Paragraph 1 of defendant’s preliminary objections asserts that plaintiffs’ complaint violates Pa.R.C.P. 1019(a) in that it fails to set forth the quantity and type of materials defendant was to use, the extent of the poor work performed by him, the damage done to the basement ceiling, and exactly what was the poor, improper work allegedly performed by him. Since the standards for pleading in Rule 1019(a) are incapable of precise measurement, we have broad discretion in determining the “amount of detail” that must be averred: United Refrigerator Co. v. Applebaum, 410 Pa. 210, 189 A. 2d 253 (1963). Nevertheless, we believe the opinions of other courts can offer us guidance in reaching a decision. Butchko v. Urmson, 65 D. & C. 2d 395 (1973), is a case very similar to the *737present one. In Butchko, plaintiffs brought an action against the architectural firm which designed, and the general contractor who built their house. Damages were requested for both a leaky roof and resulting damage to the house. Defendants filed preliminary objections in the nature of a motion for a more specific pleading asserting that a specific allegation was required as to exactly what the defective design and work was. The court denied defendants’ motion reasoning that “since the architects designed the roof and defendant, Friestad, constructed it, it is fairly obvious that these parties should be aware of what the problem is without plaintiffs being required to tell them.” Butchko, supra, at 396. This rationale, that motions must be denied if the questions raised by defendant involve facts of which he would have equal or superior knowledge to that of plaintiff, has been followed by this court as well as others. See O’Brien v. Brown, 50 Northumb. 163 (1978); Hock v. L. B. Smith, Inc., 69 D. & C. 2d 420, 423 (1974).
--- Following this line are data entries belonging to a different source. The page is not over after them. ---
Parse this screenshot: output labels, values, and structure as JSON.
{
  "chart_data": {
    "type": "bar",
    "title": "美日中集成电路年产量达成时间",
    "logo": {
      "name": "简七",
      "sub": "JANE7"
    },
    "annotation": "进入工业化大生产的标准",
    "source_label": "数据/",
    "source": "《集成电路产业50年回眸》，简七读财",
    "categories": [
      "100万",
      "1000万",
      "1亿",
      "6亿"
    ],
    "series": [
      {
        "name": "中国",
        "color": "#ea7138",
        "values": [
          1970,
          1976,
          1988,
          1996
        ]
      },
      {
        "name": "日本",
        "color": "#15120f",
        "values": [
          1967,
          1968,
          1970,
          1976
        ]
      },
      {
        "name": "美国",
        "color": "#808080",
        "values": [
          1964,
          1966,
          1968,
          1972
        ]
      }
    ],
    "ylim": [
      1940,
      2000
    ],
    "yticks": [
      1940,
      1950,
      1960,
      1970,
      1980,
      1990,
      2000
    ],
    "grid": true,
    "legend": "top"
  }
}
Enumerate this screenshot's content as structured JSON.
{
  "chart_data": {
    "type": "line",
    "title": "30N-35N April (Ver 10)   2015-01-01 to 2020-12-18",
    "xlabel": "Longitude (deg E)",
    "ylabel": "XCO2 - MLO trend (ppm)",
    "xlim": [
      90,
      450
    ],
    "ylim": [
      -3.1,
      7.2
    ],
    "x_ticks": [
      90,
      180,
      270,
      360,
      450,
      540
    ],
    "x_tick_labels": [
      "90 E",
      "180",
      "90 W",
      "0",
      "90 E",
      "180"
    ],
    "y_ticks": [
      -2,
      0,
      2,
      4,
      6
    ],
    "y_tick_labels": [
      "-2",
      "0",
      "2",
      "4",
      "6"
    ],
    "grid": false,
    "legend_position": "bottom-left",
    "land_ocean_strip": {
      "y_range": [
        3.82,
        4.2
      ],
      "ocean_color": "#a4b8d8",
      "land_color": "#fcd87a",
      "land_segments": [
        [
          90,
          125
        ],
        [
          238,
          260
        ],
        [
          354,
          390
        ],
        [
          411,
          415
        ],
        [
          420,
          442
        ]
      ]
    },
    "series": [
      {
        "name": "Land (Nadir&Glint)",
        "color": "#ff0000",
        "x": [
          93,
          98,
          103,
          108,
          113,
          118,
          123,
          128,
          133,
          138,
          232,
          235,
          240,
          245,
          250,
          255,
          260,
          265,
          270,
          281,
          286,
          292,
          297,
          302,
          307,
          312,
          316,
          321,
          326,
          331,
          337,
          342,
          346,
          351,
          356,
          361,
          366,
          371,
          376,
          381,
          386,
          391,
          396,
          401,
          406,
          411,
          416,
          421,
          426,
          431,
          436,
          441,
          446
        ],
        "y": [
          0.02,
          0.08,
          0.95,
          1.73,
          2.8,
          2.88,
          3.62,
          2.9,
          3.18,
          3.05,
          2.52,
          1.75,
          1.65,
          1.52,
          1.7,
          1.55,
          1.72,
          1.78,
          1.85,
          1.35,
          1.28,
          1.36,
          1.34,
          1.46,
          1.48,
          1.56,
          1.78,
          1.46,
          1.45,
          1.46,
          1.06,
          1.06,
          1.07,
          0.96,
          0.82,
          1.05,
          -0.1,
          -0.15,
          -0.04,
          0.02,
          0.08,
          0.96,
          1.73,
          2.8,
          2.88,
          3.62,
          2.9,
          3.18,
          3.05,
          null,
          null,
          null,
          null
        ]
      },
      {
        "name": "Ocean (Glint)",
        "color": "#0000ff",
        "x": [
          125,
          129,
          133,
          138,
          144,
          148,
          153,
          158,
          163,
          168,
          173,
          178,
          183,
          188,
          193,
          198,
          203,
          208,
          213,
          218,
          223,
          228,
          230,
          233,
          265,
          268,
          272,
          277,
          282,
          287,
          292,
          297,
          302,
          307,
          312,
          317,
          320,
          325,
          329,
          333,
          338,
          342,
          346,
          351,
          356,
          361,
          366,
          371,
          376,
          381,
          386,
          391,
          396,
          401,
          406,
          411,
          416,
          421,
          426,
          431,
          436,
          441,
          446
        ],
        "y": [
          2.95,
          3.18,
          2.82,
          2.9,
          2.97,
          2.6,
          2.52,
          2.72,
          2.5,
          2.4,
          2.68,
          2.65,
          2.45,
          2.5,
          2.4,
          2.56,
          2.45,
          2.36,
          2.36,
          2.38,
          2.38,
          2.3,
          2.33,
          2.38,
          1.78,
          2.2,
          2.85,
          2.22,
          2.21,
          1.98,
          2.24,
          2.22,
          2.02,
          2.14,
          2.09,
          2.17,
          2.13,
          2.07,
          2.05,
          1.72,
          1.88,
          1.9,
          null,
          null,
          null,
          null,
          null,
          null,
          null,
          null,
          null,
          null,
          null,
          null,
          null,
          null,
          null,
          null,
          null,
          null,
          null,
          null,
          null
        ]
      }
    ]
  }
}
It should also be noted that the long-standing policy of this court has been that “we should not delay the litigation by requiring amended pleadings when it is doubtful what is sought is basic fact or evidence. Rather we should remand the defendants to discovery proceedings when the specific items of damage which plaintiff seeks to recover are pointed out in his pleading. . .” Fort Augusta Construction, Inc. v. Tamecki, 45 Northumb. 91, 93 (1973), citing General Acceptance Corp. v. Wilson, 40 Northumb. 54, 57 (1967).
In view of the above considerations, we feel there is no merit to the contentions of paragraph 1 of defendant’s preliminary objections.
Paragraph 2 of the preliminary objections deals with the estimate, entitled Exhibit “B”, contained *738in plaintiffs’ complaint. It is maintained that this estimate fails to comply with Pa.R.C.P. 1019(a) and (f).1 Defendant contends the estimate is inadequate because the type and quantity of the materials to be used is not stated, and the extent of the poor work allegedly performed by defendant, as well as certain terms and expenses contained in the estimate, are not explained.
Though the general rules stated above to determine the sufficiency of a pleading are equally applicable in scrutinizing an estimate incorporated into a complaint, courts have often laid down further guidelines. John Goffredo & Sons, Inc. v. S.M.G. Corp., 61 D. & C. 2d 667, 669, 670 (1973), set out the requisites for an acceptable estimate as being “a statement of who made the estimate, when it was made, what materials are to be used, what work is to be performed, and the cost of the labor to perform the work.” Upon examination of Exhibit “B” we find that it contains all of the above items with the exception of the specific materials to be used. However, not all courts have been as stringent in their requirements as the court in Goffredo. Plaintiffs complaint in Racketa v. Gustave Paul, Inc., 24 D. & C. 2d 398 (1961), merely set forth in its estimate the work to be done and the total price of the job. After noting that the repairs in question had not yet been made, the court concluded that:
“In such a situation, it would, we think, be unreasonable to require plaintiff to furnish defendant a breakdown of the estimate of the costs of the various items that make up the whole repair pob. [sic] It is sufficient for plaintiff to list the items of work to *739be done and to apprise defendant of the estimated cost of the whole repair job.” Racketa, supra, at 400.
Viewed in light of these cases, as well as the general guidelines and policies enunciated earlier, we are of the opinion that Exhibit “B” of plaintiffs’ complaint satisfies Pa.R.C.P. 1019(a) and (f).
Finally, defendant argues that plaintiffs’ complaint is defective in that it fails to set forth what sum or sums, if any, plaintiffs paid defendant or whether plaintiffs complied with and fulfilled the terms of the contracts. In bringing an action on a contract a plaintiff “must show that the defendant came under a contractual duty, that it became immediately performable by the fulfillment of all conditions precedent, and that it was not performed.” 5A Corbin on Contracts §1228, 506. The need to allege the fulfillment of all conditions precedent is not absolute. Only if the agreement describes some conditions precedent will it be the duty of plaintiff to allege their performance: Gsell v. Gsell, 2 Adams 147 (1960). Upon perusal of the two agreements here in question, Exhibits “A” and “C” of plaintiffs’ complaint, we see that there are such conditions precedent in each instance. Each states that plaintiff is to pay one-half the total contract price before work is begun, one-quarter when half-way finished, and the final one-quarter upon completion. The complaint contains no allegations of any payments made by plaintiffs. It would have been sufficient under Pa.R.C.P. 1019(c) for plaintiffs “to aver generally that all conditions precedent have been performed or have occurred.” Since this too was not done by plaintiffs, we must sustain defendant’s prehminary objections as to this point.
We, therefore, enter the following
*740ORDER
And now, February 20, 1979, after due consideration of the written arguments of counsel, it is ordered and directed that defendants’ preliminary objections be, and the same are hereby denied, with the exception of paragraphs no. 3 and 4, which are granted to the extent set forth in this opinion.
Plaintiff shall have 20 days from the filing of this order to file an amended complaint.
. Pa.R.C.P. 1019(f) states that “items of special damage shall be specifically stated.”